Furthermore, the system reliability increases by replacing wiring communication with wireless IoT communication.
The authors don't develop this idea in the paper, so it's not quite clear what they are referring to: the communication between the onboard BMS and the IoT gateway, or the communication between the IoT gateway and the centralised hub, or the cloud itself, via an Ethernet cable to a switch. If they refer to the communication between the onboard BMS and the IoT gateway, I think there are some nuances to the "wired vs. wireless" question, so it's not possible to say that wireless communication is strictly better.
Compared with onboard BMSs, digital twin for battery systems has potential benefits [...] in early detection of system faults in different levels with big data analysis.
The conclusion from The Application of Data-Driven Methods and Physics-Based Learning for Improving Battery Safety is that it's hard to train models to predict cell failures from the operational data because there are too few cell failures and that data to train on. The most promising approach, as it seems to me, is to induce faults during the regular end-of-line Li-ion cell testing and verification process in the factory and to train a failure detecting model on those faults. Then, the model can be deployed on the onboard BMS.

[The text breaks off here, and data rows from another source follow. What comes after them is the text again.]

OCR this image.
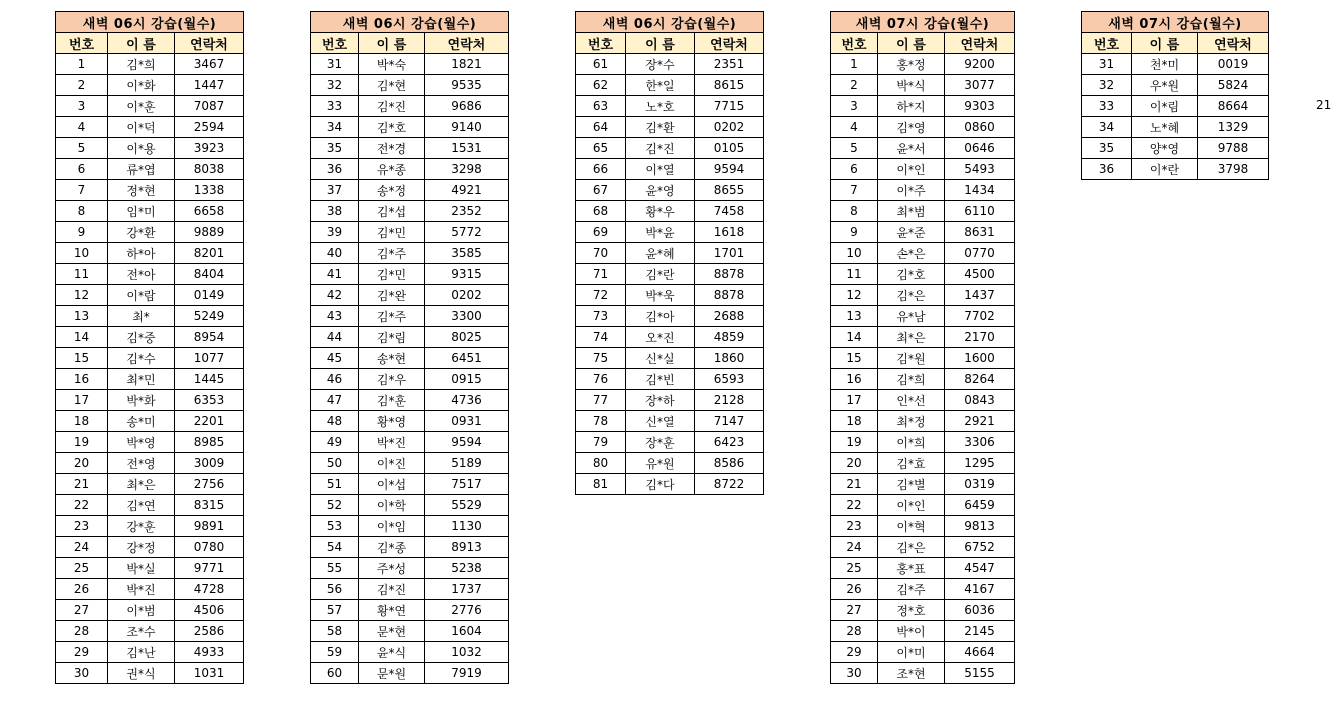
새벽 06시 강습(월수)		
번호	이 름	연락처
1	김*희	3467
2	이*화	1447
3	이*훈	7087
4	이*덕	2594
5	이*용	3923
6	류*엽	8038
7	정*현	1338
8	임*미	6658
9	강*환	9889
10	하*아	8201
11	전*아	8404
12	이*람	0149
13	최*	5249
14	김*중	8954
15	김*수	1077
16	최*민	1445
17	박*화	6353
18	송*미	2201
19	박*영	8985
20	전*영	3009
21	최*은	2756
22	김*연	8315
23	강*훈	9891
24	강*정	0780
25	박*실	9771
26	박*진	4728
27	이*범	4506
28	조*수	2586
29	김*난	4933
30	권*식	1031
새벽 06시 강습(월수)		
번호	이 름	연락처
31	박*숙	1821
32	김*현	9535
33	김*진	9686
34	김*호	9140
35	전*경	1531
36	유*종	3298
37	송*정	4921
38	김*섭	2352
39	김*민	5772
40	김*주	3585
41	김*민	9315
42	김*완	0202
43	김*주	3300
44	김*림	8025
45	송*현	6451
46	김*우	0915
47	김*훈	4736
48	황*영	0931
49	박*진	9594
50	이*진	5189
51	이*섭	7517
52	이*학	5529
53	이*임	1130
54	김*종	8913
55	주*성	5238
56	김*진	1737
57	황*연	2776
58	문*현	1604
59	윤*식	1032
60	문*원	7919
새벽 06시 강습(월수)		
번호	이 름	연락처
61	장*수	2351
62	한*일	8615
63	노*호	7715
64	김*환	0202
65	김*진	0105
66	이*열	9594
67	윤*영	8655
68	황*우	7458
69	박*윤	1618
70	윤*혜	1701
71	김*란	8878
72	박*욱	8878
73	김*아	2688
74	오*진	4859
75	신*실	1860
76	김*빈	6593
77	장*하	2128
78	신*열	7147
79	장*훈	6423
80	유*원	8586
81	김*다	8722
새벽 07시 강습(월수)		
번호	이 름	연락처
1	홍*정	9200
2	박*식	3077
3	하*지	9303
4	김*영	0860
5	윤*서	0646
6	이*인	5493
7	이*주	1434
8	최*범	6110
9	윤*준	8631
10	손*은	0770
11	김*호	4500
12	김*은	1437
13	유*남	7702
14	최*은	2170
15	김*원	1600
16	김*희	8264
17	인*선	0843
18	최*정	2921
19	이*희	3306
20	김*효	1295
21	김*별	0319
22	이*인	6459
23	이*혁	9813
24	김*은	6752
25	홍*표	4547
26	김*주	4167
27	정*호	6036
28	박*이	2145
29	이*미	4664
30	조*현	5155
새벽 07시 강습(월수)		
번호	이 름	연락처
31	천*미	0019
32	우*원	5824
33	이*림	8664
34	노*혜	1329
35	양*영	9788
36	이*란	3798
21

Compared with the onboard BMS which has little data visualization opportunities, the browser-based UI in our cloud BMS can provide not only the real-time visualization of the measurement data and internal states of the battery cells but also historical operation data with numerous display types and options, which helps the operators in scheduling maintenance and repair.
The data can be stored locally on an IoT gateway (Raspberry Pi) in an embedded database like SQLite. The IoT gateway also runs an HTTP server which provides API for querying recent battery's telemetry data and the state. Operators can open the local diagnostics interface on their phone or tablets by connecting to the HTTP server in the local network. This approach has been proven to work at Northvolt: our Connected Battery IoT gateway does exactly what I've just described.
I think that "digital batteries" systems in the cloud should focus on monitoring, fleet management, capacity and replacement planning, and, probably, end-of-life prognostics. Cloud should not control the batteries directly during the operation.
The onboard BMS should be completely autonomous. The onboard BMS should itself estimate state-of-charge estimation, estimate cell parameters, and detect failures and send alerts.